Certainly, many will interpret it as hypocrisy that Vettel is committed to the environment and elects the Greens, that he warns of the consequences of climate change while he jets around the world in the F1, blowing gasoline en masse out of his car. It’s a contradiction. But: Vettel doesn’t want to be a moral apostle, a senior teacher, or a people’s educator. In view of the rapid global warming, he only asks the right questions: How does our life (as we know it) stay worth living? What can be done so that we can live out our passions – for some, driving a car – also in the future?

There are questions that rich industrial nations and their leaders have to ask themselves in a large context – and also an entertainment machine like Formula 1. The F1 must be a technology pioneer, demands Vettel. Need to reduce your carbon footprint as soon as possible. Have to put your calendar together in such a way that unnecessary trips are eliminated. Nobody reminds the F1 bosses of their responsibility as emphatically as Vettel. He doesn’t do that via Instagram. He does it right away. This also applies to other topics.
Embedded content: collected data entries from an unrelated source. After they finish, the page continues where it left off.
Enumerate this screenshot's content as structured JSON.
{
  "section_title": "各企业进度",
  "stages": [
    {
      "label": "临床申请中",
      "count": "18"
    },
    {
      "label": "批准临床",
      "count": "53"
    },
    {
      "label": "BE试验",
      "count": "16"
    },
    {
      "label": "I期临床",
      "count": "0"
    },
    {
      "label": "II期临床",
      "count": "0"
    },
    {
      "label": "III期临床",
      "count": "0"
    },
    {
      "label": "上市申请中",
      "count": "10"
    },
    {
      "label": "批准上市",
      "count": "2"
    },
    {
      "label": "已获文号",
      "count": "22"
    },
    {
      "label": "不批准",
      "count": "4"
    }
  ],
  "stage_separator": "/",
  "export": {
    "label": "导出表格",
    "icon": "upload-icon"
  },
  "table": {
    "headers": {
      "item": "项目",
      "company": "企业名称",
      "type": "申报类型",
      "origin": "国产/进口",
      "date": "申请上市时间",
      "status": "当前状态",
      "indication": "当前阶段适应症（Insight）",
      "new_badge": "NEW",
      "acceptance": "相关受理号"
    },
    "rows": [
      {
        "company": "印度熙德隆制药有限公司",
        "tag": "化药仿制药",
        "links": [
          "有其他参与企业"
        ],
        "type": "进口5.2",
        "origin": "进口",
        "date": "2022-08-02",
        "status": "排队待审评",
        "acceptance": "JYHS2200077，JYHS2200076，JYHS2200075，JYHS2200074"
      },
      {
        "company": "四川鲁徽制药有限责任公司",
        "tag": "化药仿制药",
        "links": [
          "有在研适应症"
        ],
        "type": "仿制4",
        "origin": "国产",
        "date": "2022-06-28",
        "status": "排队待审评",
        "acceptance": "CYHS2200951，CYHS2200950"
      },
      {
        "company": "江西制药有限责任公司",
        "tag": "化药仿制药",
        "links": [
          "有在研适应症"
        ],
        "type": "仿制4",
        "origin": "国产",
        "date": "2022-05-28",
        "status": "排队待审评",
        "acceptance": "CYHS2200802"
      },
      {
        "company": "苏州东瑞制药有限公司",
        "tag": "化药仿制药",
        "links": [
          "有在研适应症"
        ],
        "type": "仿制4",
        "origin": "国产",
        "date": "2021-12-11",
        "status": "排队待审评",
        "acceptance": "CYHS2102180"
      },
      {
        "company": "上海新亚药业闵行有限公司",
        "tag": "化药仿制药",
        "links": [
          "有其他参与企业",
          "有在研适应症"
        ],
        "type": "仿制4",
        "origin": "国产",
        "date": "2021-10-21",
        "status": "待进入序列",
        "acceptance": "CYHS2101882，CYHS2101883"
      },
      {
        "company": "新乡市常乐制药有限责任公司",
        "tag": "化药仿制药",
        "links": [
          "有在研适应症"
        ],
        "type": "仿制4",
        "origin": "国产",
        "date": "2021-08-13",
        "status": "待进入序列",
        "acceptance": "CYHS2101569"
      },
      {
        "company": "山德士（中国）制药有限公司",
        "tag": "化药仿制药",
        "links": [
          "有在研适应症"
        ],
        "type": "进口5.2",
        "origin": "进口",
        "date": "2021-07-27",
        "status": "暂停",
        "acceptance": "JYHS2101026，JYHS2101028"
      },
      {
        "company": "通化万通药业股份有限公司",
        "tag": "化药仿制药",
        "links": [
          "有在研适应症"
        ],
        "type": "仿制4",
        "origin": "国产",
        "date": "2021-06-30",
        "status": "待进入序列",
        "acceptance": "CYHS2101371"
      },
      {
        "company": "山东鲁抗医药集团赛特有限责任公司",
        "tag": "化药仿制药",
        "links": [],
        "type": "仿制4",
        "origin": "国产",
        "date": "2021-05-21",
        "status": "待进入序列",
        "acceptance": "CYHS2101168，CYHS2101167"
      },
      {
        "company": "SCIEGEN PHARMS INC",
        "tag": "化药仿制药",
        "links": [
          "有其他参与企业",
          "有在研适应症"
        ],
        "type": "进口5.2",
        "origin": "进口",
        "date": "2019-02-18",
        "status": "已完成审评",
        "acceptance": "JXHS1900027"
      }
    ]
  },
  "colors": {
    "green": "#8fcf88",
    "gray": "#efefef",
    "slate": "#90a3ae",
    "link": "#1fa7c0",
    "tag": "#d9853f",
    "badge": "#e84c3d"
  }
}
When the officials at the Hungarian GP reprimanded him for kneeling on the grid with a rainbow shirt to remind people of universal human rights (in the case of LGBTQ +), Vettel just shrugged his shoulders. Punish me, I would do it again, said the former series champion bluntly – and reminded the F1-Zampanos of their own, gloriously displayed credo “We Race As One”. Vettel was celebrated on the net for the action.

In general: Vettel and the Internet. The Twitter and Instagram refusers are increasingly the hit on social media on race weekends. Whether he is holding up the rainbow flag in Budapest, collecting rubbish at Silverstone or stopping in the rain at Spa to check on his colleague Lando Norris who has had an accident. Many fans, including those who found him dogged and unsympathetic in the past, celebrate Vettel today. They celebrate the people. The good spirit of Formula 1 – which luckily remains a little longer.